What legitimizes this project and validates my methodology, I suppose, is Lincoln's address at Gettysburg. Everyone accepts that the Gettysburg Address reveals a lot about the constitutional functions of the War and that it helped set our nation on the course towards a new constitutional vision. The addresses I study aren't nearly as great as Lincoln's. A lot aren't great oratory (i.e., that's my understated way of saying they're really bad) and only a handful are better than decent. Story's is one of them, Barnard's is another, I think Amory Mayo's is another. Pure numbers are helpful on this score -- there were in the neighborhood of seventy published addresses and a lot of pageantry around the dedications, too. They help to establish the persistent of Whig ideas of constitutionalism through cemeteries organized by charitable corporations. The number of addresses, the consistency of themes, and the few good addresses contribute to the legitimacy of this as a way of understanding the contours of Whig constitutional thought and as seeing the addresses and the cemeteries as vehicles of propagating constitutional thought.

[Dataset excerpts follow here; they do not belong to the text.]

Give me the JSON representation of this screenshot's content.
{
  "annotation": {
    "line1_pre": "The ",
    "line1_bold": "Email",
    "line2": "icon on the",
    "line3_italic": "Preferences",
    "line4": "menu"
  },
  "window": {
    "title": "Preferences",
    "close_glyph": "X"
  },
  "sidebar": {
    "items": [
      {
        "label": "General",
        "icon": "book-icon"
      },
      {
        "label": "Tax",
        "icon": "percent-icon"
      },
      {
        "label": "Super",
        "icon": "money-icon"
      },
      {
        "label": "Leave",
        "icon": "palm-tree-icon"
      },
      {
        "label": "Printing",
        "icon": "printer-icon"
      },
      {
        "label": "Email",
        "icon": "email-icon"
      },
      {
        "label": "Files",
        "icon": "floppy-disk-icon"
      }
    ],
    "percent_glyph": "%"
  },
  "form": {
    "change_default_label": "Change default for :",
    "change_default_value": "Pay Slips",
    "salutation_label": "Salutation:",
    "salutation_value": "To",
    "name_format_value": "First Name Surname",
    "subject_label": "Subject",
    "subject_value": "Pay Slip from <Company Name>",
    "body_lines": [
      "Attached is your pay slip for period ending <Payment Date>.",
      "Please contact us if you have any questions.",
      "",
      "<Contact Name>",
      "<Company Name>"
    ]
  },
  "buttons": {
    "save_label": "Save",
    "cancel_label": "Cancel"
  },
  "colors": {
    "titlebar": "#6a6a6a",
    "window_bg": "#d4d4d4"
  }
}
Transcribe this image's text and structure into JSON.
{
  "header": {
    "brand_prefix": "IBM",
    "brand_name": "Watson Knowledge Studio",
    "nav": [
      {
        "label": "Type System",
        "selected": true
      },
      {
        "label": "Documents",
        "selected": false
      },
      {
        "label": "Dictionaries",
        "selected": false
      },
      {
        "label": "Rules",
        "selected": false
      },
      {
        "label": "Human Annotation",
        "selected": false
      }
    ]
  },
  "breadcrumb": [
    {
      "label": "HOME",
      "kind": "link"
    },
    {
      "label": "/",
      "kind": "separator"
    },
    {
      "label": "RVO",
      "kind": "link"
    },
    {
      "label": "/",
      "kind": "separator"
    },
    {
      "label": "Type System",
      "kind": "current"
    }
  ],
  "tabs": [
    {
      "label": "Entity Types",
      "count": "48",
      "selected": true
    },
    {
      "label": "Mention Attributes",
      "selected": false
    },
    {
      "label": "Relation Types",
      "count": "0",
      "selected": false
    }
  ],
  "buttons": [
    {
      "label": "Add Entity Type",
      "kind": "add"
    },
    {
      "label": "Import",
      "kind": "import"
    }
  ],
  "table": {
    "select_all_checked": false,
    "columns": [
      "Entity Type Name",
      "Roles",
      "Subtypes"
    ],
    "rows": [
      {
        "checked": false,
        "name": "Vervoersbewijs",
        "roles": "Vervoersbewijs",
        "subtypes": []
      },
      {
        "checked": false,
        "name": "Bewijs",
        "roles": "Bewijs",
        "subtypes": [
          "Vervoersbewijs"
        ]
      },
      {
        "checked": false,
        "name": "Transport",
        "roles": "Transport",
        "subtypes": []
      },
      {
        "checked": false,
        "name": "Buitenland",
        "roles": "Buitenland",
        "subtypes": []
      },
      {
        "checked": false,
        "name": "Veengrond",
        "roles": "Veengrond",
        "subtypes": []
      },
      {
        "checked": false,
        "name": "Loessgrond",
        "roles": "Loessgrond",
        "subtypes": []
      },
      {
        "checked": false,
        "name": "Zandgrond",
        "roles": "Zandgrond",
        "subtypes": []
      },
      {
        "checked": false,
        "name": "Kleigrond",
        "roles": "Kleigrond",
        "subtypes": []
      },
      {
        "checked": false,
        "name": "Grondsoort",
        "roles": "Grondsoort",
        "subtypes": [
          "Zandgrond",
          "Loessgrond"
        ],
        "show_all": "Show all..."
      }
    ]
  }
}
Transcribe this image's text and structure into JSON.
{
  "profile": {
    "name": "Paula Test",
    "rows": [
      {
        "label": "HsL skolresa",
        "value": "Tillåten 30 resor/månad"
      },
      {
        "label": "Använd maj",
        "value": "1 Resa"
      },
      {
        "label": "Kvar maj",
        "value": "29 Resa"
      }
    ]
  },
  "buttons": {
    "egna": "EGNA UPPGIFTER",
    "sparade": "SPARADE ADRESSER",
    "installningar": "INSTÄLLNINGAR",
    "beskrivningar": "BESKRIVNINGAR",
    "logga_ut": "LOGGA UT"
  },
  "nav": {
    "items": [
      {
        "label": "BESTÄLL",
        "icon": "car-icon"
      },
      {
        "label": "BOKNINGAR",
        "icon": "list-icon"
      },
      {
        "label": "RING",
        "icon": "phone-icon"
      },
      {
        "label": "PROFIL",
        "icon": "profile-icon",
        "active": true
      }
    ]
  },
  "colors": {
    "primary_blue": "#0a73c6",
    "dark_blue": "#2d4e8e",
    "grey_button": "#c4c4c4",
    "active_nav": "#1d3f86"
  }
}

There is one other source that legitimizes the antebellum cemetery as site of constitutional thought: I want to draw on Lincoln before Gettysburg here, to show that Whigs (then Republicans) saw cemeteries as central parts of their constitutional world. For Lincoln's first inaugural address concludes with an appeal to the sentiments of Union that were nurtured by -- among other images -- patriot graves. "The mystic chords of memory, stretching from every battle-field, and patriot grave, to every living heart and hearthstone, all over this broad land, will yet swell the chorus of the Union, when again touched, as surely they will be, by the better angels of our nature." Lincoln taps into the affection for historical sites -- the Revolutionary war battlefields and graves. And though he does not mention them, memory was also preserved by the monuments that were beginning to appear -- like the Washington monument then under construction in the District of Columbia, as well as the Washington Equine Statue in Richmond, and the Washington statutes that were in Lexington, Virginia at VMI, and the Columbia, South Carolina state house. The distinguished constitutional historian Michael Kammen titled his 1991 book about the respect and affection for history in American culture Mystic Chords of Memory.
Sometime soon I want to talk about another cemetery address or two and also how cemetery dedication addresses can contribute to the project of studying public constitutional thought. The image is of the Soldier's National Memorial at Gettysburg, which is supposed to mark the spot where Lincoln delivered his address (though subsequent research has revealed a different location, which may be in the Evergreen Cemetery.)